Exciton spin relaxation in single semiconductor quantum dots

TL;DR

This paper investigates how exciton spin relaxation times in single semiconductor quantum dots are influenced by size, magnetic field, and temperature, highlighting the roles of exchange interactions and phonons.

Contribution

It provides a detailed theoretical analysis of exciton spin relaxation mechanisms in asymmetrical quantum dots, considering material and external field effects.

Findings

Relaxation times depend strongly on dot size, magnetic field, and temperature.

Zero-field relaxation times are long at low temperatures but decrease under high magnetic fields.

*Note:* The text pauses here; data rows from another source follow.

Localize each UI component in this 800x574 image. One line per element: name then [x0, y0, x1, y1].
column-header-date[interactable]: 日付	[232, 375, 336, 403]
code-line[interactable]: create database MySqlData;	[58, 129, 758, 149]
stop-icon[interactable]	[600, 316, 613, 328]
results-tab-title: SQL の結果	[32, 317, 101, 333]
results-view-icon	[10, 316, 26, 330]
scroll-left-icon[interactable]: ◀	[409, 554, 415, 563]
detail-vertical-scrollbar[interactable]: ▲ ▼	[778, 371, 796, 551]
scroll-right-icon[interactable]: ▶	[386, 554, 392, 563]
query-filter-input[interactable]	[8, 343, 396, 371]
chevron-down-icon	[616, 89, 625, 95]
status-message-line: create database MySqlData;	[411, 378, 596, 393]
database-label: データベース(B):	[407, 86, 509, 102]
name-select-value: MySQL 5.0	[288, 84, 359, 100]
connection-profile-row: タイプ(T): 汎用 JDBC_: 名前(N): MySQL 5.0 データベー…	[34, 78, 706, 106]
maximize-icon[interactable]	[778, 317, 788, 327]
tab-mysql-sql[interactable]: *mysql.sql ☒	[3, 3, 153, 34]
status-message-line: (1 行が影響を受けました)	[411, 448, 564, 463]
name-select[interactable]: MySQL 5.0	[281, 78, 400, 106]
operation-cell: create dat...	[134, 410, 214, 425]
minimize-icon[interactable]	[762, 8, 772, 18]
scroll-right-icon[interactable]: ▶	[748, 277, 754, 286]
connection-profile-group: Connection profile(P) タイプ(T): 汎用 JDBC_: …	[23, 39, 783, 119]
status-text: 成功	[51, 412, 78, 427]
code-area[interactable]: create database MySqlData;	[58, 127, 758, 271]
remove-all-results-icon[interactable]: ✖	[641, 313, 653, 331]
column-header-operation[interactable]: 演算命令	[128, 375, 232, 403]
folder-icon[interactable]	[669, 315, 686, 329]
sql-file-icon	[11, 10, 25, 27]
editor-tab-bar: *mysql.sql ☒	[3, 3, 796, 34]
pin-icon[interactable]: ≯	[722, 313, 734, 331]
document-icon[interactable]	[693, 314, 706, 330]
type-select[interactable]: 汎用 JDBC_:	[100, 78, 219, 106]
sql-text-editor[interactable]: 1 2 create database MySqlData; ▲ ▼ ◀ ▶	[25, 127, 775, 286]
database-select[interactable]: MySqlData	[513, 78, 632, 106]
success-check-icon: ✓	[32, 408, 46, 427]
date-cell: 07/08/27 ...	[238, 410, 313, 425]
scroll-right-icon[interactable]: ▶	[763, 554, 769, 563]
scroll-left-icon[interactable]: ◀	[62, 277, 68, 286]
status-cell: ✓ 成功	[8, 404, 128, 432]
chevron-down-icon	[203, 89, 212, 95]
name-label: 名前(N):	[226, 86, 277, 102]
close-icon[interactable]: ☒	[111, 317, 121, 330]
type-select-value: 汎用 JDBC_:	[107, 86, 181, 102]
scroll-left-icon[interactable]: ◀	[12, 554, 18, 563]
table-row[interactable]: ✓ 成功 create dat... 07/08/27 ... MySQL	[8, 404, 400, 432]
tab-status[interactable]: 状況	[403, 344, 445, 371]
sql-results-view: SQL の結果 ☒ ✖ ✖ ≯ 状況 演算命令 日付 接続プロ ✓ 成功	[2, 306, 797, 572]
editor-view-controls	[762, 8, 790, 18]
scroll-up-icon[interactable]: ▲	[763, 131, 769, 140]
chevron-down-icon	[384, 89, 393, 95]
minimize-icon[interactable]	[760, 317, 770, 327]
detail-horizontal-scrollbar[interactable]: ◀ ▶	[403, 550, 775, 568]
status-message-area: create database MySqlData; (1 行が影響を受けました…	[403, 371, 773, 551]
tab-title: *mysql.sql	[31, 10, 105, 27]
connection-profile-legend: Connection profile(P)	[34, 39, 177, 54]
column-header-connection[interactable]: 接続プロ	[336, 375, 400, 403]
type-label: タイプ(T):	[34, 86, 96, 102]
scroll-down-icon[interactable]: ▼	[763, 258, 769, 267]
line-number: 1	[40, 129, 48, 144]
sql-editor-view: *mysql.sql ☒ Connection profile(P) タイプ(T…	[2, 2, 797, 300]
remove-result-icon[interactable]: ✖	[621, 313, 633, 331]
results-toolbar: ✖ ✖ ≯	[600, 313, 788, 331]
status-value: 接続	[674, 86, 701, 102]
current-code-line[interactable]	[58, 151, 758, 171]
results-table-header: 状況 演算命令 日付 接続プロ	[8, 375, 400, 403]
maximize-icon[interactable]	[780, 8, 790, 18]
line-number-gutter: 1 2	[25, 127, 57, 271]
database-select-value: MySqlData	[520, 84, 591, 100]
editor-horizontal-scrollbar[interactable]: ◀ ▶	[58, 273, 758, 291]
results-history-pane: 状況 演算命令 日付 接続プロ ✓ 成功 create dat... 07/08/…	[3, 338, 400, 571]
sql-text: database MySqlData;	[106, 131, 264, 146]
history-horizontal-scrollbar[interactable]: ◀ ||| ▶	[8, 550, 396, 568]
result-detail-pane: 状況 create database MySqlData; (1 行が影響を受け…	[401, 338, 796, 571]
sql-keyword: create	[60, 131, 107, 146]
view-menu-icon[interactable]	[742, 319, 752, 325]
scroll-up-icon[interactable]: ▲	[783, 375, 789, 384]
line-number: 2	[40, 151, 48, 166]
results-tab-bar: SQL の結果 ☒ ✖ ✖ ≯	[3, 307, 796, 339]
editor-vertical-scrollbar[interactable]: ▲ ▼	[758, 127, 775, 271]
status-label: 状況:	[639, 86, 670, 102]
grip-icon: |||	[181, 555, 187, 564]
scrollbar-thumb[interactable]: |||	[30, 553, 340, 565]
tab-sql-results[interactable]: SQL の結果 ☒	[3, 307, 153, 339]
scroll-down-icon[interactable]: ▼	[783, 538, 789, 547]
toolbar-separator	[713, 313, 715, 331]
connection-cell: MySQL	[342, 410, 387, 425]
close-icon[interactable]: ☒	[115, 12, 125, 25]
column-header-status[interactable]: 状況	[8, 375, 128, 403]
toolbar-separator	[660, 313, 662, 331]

Material composition influences relaxation dynamics, with (In,Ga)As and (Cd,Zn)Se quantum dots analyzed.

Abstract

We study the relaxation of the exciton spin (longitudinal relaxation time $T_{1}$) in single asymmetrical quantum dots due to an interplay of the short--range exchange interaction and acoustic phonon deformation. The calculated relaxation rates are found to depend strongly on the dot size, magnetic field and temperature. For typical quantum dots and temperatures below 100 K, the zero--magnetic field relaxation times are long compared to the exciton lifetime, yet they are strongly reduced in high magnetic fields. We discuss explicitly quantum dots based on (In,Ga)As and (Cd,Zn)Se semiconductor compounds.